Haskell writing center is creating a flow of students in its doors but is still lacking full potential says workers. They share how the writing lab helps students and how they plan to bring in more in the future.
Haskell opened a new writing center in the library this semester to help with literacy skills here on campus. “When I first got here in August 2015, I was told that we didn’t have one and that there was a need for one”, Dr. Love states. Adding that in teaching his English classes, he got a firsthand look at students and getting a true analysis of what they need and used the writing center as a start to getting English scores and grades up. “It’s great resource to have and when I learned that there wasn’t one here I was excited to help get that off the ground.”
Some of the students who help in the writing center proof reading other students work get college credit for their time spent in the center. Dr. Love said that there are about five students who work in the English department who get credit hours for their time there. There are also other students who work in the center as well who are employed by the Student Success Center.
Carmen Morgan, a junior here at Haskell, is one of the students earning credit hours by working in the writing center and she shared with me how it feels to be about to help her peers by working with them to improve their writing skills. “Helping other students makes me feel more productive and valuable as a student and as a member of the Haskell student body. I feel good after I help a fellow student with a paper.”
Both Morgan and Dr. Love both want more students to feel encouraged enough to visit the writing center and get their work checked over. When asked about why they think students aren’t using the center to its fullest capacity, both answered along the lines of students not fully knowing how truly help the writing center could be for students.

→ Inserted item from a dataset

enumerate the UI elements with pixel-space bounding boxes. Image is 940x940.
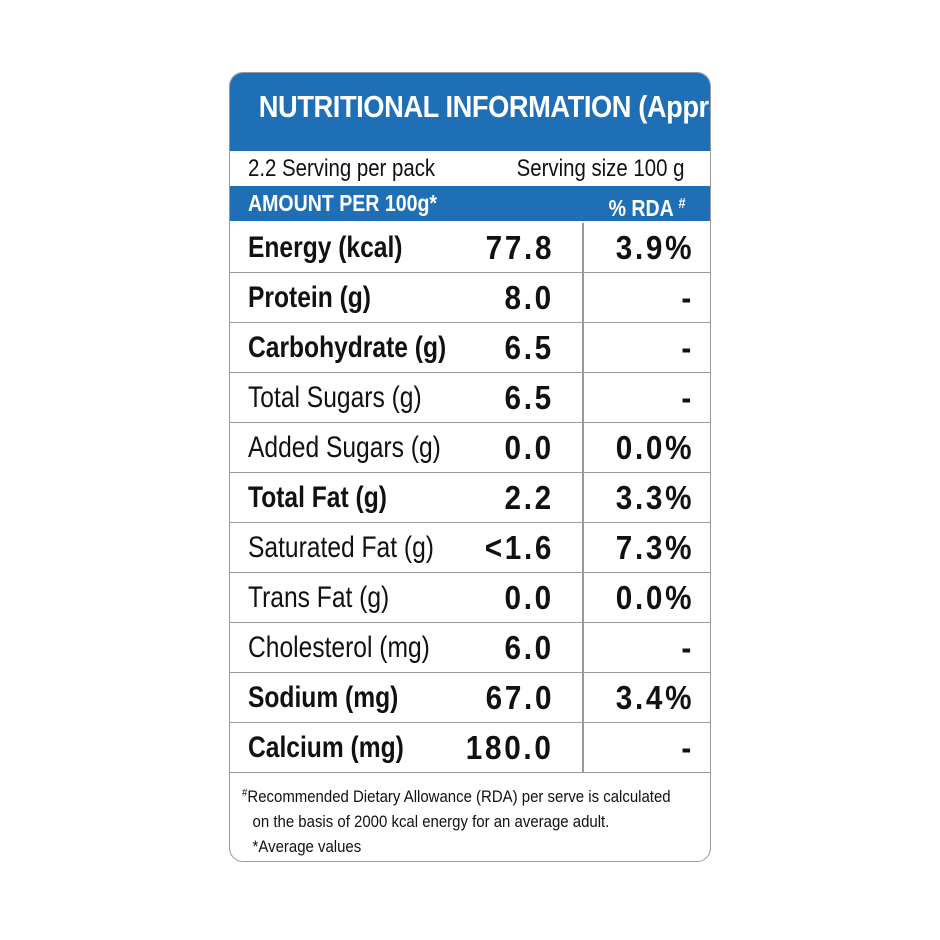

Dr. Bond wants to get the center more publicity and have it be included more in future Haskell Visit Days and new student orientation. “We want to do more promotional things that will encourage more people to come.” The center recently teamed up with the Tommaney Hall library and showcased its student workers and the staff that help run it during an event that the library held.
Morgan said that she feels the hardest part about getting students in the door to visit is them feeling that the writing center staff are either going to be too judgmental on a student’s work or the student already feels like they have a solid paper. “Dr. Love, our director, once said that all great writers are just good at rewriting. Let us help with that. We can help out in the beginning when you are just trying to brainstorm ideas, plan out the direction, and help organize your thoughts too. We can help in the middle when you’re not sure about the flow, or if your ideas are clear, or if your thesis is strong enough. And of course, we can help at the end when you’re checking your citations too.”
With the semester wrapping up, Dr. Love has noticed the rise in student numbers visiting the center but notes that it’s mostly because of finals coming up, but the staff are still glad to help. “In the future, we plan to have events that are writing center specific, like talks and presentations that are of interest to students. I think that will help too.”